I am studying localization of a commutative ring with respect to a multiplicative subset.The concept is motivated by the field of fractions of an integral domain.We introduce inverses of elements of a multiplicative subset.We formalize this things as follows:
Let $R$ be a commutative ring and $S$ be a multiplicative subset i.e. $a,b\in S\implies ab\in S$.Then instead of defining a relation like $(x,s)\sim (y,r) \iff xr=ys$ (which will not be transitive) we define $\sim$ as follows:
$(x,s)\sim (y,r)\iff \exists u\in S$ such that $u(xr-ys)=0$.
We can check by a little calculation that this relation is transitive.But,a concept can have multiple generalizations i.e. generalizations or extensions are not unique.My question is how to predict such a generalization.Can someone give me some motivation to why the relation is modified in this way?Also,I want to know what localization means geometrically in the context of algebraic geometry.
Question: "Can someone give me some motivation to why the relation is modified in this way?Also,I want to know what localization means geometrically in the context of algebraic geometry."
Answer: If $S \subseteq A$ is a multiplicative subset it follows the localized ring $S^{-1}A$ satisfies the following universal property: For any map of commutative rings $f:A \rightarrow B$ where
$$f(s)\text{ is a unit for all }s\in S,$$
$$f(a)=0\text{ it follows there is an element $s\in S$}as=0$$
$$\text{Every element $b\in B$ is of the form $f(a)f(s)^{-1}$}$$
there is a unique isomorphism of rings $F: S^{-1}A \rightarrow B$ such $F \circ p =f$ where $p: A \rightarrow S^{-1}A$ is the canonical map. This property characterize the localization up to isomorphism.
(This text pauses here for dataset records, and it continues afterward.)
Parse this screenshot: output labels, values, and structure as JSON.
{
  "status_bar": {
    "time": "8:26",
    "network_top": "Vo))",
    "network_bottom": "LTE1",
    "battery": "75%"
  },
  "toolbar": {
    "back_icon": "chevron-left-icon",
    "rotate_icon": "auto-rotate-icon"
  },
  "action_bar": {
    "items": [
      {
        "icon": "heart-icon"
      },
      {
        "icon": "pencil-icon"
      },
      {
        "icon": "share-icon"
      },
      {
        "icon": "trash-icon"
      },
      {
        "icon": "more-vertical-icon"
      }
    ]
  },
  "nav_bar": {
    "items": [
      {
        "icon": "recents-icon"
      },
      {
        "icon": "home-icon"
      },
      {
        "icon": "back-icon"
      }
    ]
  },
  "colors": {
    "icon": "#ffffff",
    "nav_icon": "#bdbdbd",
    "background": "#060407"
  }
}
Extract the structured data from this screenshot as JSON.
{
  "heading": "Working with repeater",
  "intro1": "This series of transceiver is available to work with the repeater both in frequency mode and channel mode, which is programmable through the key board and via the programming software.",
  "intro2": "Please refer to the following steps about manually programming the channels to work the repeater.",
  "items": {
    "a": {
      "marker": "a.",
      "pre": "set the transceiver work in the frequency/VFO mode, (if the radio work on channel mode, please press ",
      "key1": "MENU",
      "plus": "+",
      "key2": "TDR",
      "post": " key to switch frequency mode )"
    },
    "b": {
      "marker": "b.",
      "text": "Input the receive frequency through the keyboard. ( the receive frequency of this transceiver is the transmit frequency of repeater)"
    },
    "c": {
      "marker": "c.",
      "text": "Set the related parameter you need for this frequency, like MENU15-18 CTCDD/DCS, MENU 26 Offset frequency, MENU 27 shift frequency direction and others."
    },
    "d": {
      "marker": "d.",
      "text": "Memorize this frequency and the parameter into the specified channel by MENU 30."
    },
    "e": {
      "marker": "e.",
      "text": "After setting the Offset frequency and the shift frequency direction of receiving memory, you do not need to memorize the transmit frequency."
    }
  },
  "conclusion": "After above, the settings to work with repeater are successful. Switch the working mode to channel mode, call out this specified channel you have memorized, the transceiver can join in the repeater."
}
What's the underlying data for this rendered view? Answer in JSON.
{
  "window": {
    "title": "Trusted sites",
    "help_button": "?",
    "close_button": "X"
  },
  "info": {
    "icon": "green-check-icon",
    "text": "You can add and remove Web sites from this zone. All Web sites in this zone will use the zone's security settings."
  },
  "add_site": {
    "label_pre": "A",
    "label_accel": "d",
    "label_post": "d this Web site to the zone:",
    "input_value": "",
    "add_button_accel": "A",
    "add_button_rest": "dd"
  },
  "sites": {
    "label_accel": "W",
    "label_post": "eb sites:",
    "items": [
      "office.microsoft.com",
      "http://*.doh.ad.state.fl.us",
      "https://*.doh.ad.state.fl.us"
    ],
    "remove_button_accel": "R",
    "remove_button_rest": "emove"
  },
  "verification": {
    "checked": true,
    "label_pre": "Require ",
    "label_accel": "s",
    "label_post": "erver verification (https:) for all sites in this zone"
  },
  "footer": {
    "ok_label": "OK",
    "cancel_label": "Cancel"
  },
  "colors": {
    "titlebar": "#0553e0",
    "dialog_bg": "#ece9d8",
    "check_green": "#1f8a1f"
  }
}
This enables you to localize rings that are not integral domains, and this agrees with your "topological intuition". If $\mathfrak{p} \in U \subseteq Y:=Spec(T)$ with $U$ an open set you get isomorphisms
$$\mathcal{O}_{Y, \mathfrak{p} } \cong \mathcal{O}_{U,\mathfrak{p} }$$
of local rings.
Example: Direct sums. The prime ideals in the direct sum $R:= A\oplus B$ are of the form $I:=\mathfrak{p}⊕B$ (or vice versa), and if you localize $R$ at $I$ you get
$$R_I≅A_{\mathfrak{p}}.$$
The isomorphism $R_I \cong A_{\mathfrak{p}}$ agrees with the intuition that the stalk at a point can be calculated using any open set containing the point: $X_1 \subsetneq X$ is an open subset and you may restrict to $X_1$ to calculate the local ring at $I$: There is an isomorphism
$$R_I \cong \mathcal{O}_{X,I} \cong \mathcal{O}_{X_1, \mathfrak{p}} \cong A_{\mathfrak{p}}.$$
Note: By definition $X:=Spec(A), X_1:=Spec(A),X_2:=Spec(B)$. You may write
$$X\cong X_1 \cup X_2$$
as a disjoint union, and $X_1\subseteq X$ is open and closed. The prime ideal $\mathfrak{p} \in X_1$ is contained in the open set $X_1$.